# 2012 irc section 601.3



## darcar (May 4, 2012)

Sorry if this has been asked already but can someone tell me what happened to section 601.3 of the 2012 IRC Vapor Retarders?

when I go to that section there is one asterix (*) which means it has been relocated within the code but I cannot find the damn thing....

Thanks in advance


----------



## Mule (May 4, 2012)

Don't know where it is right now but that entire section (600) has been rewritten. The 2009 was so confusing that it was very hard to find anything so.......... now you can't find it at all! That makes it simpler doesn't it!!!!


----------



## mark handler (May 4, 2012)

2012 IRC R506.2.3 Vapor retarder.

A 6-mil (0.006 inch; 152 µm) polyethylene or approved vapor retarder with joints lapped not less than 6 inches (152 mm) shall be placed between the concrete floor slab and the base course or the prepared subgrade where no base course exists.

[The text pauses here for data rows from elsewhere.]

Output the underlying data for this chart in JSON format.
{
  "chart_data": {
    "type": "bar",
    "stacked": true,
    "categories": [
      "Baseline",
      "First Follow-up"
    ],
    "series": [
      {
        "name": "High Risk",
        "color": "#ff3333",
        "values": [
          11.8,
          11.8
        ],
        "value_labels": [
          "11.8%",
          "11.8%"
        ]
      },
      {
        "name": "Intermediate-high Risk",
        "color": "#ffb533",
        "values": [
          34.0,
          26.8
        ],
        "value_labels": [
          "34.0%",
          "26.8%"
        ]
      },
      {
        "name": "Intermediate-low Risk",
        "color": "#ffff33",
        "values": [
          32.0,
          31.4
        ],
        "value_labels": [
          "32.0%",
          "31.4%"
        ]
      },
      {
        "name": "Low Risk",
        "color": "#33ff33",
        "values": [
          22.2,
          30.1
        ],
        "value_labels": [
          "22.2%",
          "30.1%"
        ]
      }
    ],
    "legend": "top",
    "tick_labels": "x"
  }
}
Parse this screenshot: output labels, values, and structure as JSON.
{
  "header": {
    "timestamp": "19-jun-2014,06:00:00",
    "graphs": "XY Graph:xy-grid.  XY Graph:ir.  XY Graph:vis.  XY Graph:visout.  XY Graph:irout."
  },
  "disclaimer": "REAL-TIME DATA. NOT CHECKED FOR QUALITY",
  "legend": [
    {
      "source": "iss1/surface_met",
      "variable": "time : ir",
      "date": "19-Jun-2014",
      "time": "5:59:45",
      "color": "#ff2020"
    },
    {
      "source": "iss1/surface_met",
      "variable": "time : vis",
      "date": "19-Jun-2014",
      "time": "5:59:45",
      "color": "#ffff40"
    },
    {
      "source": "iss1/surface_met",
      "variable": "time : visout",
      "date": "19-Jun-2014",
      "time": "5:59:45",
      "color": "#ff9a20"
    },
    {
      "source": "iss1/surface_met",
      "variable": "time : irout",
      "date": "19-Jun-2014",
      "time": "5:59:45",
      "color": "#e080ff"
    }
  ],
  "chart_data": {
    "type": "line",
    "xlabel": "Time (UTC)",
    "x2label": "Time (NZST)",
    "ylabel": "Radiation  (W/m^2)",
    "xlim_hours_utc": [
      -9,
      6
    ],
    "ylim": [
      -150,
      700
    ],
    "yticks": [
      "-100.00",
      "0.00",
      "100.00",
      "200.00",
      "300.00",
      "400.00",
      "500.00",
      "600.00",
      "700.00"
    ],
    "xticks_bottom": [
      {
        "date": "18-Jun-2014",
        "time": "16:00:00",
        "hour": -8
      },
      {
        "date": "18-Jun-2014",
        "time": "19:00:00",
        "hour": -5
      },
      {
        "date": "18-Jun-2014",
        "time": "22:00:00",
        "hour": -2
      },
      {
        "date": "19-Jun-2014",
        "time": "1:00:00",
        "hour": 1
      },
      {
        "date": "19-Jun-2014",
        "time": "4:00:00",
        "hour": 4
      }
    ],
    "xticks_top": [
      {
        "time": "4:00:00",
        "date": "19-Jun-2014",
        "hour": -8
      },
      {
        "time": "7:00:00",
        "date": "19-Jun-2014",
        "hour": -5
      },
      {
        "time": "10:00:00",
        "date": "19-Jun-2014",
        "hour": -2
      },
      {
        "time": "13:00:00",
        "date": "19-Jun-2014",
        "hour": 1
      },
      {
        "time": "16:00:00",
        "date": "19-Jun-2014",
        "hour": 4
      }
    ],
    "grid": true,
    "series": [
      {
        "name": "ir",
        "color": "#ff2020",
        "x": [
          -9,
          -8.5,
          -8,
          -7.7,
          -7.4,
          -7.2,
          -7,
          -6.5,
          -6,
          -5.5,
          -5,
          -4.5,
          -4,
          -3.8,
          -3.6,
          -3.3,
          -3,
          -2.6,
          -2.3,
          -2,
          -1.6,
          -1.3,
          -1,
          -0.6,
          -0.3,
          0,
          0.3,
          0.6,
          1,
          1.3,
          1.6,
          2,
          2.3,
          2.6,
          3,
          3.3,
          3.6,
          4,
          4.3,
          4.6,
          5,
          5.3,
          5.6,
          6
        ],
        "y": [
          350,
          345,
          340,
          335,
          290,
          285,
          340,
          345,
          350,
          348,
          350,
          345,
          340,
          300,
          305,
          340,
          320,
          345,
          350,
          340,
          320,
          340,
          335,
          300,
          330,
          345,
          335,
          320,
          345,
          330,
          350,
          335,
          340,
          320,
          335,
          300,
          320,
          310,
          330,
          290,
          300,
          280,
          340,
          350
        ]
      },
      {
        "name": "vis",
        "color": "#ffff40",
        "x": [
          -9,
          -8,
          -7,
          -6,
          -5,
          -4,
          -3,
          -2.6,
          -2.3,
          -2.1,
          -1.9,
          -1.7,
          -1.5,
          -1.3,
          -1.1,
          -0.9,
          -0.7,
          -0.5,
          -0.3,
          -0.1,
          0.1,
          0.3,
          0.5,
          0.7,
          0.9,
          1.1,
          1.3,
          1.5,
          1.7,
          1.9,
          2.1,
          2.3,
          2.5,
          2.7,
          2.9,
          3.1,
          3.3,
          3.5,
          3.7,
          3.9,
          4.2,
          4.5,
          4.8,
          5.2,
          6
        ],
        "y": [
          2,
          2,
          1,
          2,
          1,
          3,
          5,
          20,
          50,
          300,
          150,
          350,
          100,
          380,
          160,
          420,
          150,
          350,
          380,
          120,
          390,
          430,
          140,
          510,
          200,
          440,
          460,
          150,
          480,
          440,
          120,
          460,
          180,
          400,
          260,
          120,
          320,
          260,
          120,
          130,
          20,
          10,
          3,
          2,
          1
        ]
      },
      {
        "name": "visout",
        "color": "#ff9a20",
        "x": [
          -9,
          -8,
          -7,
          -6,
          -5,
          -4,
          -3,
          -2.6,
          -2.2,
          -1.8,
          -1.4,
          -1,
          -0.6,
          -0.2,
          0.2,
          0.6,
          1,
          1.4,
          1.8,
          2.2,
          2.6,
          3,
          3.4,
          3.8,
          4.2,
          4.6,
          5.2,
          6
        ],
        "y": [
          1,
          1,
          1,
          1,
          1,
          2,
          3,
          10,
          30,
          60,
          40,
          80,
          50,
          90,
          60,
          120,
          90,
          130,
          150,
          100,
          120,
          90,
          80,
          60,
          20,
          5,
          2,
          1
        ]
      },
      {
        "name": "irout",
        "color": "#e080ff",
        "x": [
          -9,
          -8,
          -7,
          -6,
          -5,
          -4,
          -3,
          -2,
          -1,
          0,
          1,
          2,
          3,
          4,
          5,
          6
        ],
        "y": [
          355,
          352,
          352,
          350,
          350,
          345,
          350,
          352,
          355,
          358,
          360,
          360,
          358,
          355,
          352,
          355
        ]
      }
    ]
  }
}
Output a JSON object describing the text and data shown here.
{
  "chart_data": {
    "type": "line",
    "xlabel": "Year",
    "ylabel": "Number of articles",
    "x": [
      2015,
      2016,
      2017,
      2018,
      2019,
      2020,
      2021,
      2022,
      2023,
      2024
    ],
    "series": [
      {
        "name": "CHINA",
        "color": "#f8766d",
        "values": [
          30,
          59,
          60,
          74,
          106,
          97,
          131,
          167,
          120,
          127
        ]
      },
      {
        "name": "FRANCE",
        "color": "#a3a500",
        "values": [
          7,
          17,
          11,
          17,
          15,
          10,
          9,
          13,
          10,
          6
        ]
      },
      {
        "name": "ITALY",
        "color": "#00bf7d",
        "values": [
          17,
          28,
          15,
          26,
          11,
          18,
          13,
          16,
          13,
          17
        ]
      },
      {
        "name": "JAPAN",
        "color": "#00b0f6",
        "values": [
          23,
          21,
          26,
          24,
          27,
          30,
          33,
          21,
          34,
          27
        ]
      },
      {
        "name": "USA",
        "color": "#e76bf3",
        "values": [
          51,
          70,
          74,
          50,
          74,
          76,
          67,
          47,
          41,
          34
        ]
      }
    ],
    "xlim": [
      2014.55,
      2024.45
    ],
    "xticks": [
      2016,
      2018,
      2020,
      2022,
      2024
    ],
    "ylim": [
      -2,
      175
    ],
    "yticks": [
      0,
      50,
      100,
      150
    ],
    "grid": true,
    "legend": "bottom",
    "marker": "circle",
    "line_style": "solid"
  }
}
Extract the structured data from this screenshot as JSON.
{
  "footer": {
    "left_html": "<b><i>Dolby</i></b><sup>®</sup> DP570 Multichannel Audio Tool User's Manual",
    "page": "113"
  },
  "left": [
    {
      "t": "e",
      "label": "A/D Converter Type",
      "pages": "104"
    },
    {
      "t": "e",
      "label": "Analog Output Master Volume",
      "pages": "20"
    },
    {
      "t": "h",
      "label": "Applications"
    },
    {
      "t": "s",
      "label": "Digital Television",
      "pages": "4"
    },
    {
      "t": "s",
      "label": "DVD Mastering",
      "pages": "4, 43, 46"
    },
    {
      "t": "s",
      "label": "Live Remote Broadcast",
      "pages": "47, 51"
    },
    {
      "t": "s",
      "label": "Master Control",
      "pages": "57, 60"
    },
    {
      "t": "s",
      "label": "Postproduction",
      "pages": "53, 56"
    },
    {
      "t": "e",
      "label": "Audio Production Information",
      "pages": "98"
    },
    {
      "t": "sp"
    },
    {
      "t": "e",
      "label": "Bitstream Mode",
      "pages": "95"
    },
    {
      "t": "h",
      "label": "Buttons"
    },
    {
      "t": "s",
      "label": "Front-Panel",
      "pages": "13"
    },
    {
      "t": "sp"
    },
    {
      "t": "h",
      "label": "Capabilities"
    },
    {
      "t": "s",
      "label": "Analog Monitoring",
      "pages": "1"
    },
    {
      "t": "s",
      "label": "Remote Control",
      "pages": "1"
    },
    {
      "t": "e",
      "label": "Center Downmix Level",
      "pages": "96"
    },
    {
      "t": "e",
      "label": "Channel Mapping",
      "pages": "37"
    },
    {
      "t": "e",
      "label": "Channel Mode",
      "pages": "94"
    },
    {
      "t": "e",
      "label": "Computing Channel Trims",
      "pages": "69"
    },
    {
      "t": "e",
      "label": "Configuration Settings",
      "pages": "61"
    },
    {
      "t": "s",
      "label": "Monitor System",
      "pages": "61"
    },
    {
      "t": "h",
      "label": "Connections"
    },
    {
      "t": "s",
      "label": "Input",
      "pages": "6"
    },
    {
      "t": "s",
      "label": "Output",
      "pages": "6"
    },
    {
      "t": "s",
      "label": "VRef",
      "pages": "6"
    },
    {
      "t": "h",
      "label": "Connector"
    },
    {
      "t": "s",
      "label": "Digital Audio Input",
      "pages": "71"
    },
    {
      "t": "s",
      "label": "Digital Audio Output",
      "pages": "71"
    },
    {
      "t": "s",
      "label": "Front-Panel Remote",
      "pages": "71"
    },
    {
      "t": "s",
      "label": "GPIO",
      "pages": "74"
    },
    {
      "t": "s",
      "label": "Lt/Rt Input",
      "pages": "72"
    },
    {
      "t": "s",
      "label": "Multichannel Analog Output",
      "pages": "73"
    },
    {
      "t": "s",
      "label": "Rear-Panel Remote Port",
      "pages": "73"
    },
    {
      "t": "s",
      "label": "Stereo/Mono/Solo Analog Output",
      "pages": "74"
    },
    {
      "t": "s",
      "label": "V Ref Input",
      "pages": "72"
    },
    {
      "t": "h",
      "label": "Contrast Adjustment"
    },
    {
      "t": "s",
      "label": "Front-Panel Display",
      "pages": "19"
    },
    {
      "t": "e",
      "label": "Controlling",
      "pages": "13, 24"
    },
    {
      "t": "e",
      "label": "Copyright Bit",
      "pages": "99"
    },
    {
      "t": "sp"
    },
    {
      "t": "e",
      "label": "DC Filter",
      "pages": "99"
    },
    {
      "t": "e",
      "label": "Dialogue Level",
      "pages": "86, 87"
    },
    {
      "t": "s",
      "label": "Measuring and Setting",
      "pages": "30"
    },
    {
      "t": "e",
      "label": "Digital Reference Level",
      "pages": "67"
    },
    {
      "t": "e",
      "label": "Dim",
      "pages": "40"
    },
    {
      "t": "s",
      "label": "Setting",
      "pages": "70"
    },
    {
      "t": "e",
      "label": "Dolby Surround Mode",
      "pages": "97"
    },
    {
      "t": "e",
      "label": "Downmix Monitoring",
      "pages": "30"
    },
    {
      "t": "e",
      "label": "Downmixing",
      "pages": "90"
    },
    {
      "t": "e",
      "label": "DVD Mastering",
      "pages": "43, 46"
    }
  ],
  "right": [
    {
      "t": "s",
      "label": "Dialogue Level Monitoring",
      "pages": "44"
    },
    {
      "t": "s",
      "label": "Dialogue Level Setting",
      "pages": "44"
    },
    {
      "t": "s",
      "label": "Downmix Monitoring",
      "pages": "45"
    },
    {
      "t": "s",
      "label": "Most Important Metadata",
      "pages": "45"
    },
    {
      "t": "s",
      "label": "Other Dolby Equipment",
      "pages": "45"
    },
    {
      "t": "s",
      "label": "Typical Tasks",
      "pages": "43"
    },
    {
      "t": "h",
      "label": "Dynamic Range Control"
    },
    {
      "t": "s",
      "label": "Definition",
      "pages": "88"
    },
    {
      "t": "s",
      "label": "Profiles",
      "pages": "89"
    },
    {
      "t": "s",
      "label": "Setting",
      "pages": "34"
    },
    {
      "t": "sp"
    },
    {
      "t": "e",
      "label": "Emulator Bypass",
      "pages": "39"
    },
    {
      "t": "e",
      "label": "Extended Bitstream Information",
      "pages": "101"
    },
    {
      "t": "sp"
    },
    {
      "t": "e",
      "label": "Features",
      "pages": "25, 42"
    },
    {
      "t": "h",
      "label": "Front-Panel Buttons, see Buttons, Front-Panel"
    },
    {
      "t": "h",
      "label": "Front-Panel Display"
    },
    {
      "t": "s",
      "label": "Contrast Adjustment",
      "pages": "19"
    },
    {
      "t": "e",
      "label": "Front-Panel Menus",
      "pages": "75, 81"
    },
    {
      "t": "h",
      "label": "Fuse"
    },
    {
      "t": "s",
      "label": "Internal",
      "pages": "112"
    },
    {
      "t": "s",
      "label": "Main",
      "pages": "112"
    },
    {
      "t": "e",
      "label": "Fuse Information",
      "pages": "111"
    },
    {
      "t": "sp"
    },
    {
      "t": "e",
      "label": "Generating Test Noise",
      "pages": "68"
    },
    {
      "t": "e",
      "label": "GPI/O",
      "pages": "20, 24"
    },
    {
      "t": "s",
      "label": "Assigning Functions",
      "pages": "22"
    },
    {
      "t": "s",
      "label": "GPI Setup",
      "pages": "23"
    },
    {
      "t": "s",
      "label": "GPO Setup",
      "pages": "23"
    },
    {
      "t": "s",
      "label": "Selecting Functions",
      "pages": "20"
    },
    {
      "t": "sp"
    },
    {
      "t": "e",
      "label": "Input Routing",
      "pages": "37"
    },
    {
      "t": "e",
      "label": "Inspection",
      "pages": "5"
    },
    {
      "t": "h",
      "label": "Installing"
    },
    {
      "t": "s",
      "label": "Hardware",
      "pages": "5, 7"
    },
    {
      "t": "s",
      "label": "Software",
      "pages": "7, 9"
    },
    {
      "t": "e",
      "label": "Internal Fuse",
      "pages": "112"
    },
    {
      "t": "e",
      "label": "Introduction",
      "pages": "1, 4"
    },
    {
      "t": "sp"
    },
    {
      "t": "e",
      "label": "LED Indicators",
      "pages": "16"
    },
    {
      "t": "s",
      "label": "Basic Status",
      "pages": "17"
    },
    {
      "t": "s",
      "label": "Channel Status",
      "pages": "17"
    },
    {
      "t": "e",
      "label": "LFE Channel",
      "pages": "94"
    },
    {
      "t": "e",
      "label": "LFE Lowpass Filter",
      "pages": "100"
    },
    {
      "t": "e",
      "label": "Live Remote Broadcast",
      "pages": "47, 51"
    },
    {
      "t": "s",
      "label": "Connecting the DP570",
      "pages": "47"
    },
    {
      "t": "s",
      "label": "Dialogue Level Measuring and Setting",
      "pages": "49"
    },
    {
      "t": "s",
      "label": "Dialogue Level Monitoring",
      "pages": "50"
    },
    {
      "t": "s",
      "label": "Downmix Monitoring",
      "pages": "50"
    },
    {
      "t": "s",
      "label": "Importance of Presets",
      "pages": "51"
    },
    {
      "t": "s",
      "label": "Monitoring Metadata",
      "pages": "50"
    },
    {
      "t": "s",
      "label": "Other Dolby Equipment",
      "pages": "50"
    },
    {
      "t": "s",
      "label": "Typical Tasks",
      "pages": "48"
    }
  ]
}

Exception: The vapor retarder may be omitted:

1. From garages, utility buildings and other unheated accessory structures.

2. For unheated storage rooms having an area of less than 70 square feet (6.5 m2) and carports.

3. From driveways, walks, patios and other flatwork not likely to be enclosed and heated at a later date.

4. Where approved by the building official, based on local site conditions.


----------



## GBrackins (May 4, 2012)

2012 IRC R702.7 looks like 2009 IRC R601.3


----------



## GBrackins (May 4, 2012)

guess they want us playing "where's Waldo"


----------



## Big Mac (May 4, 2012)

Whew - that's a relief - for a minute there I thought it had vapor-ized


----------



## GBrackins (May 4, 2012)

NO YOU DIDN'T SAY THAT .... TELL ME YOU DIDN'T JUST SAY THAT ....

sweet one Big Mac


----------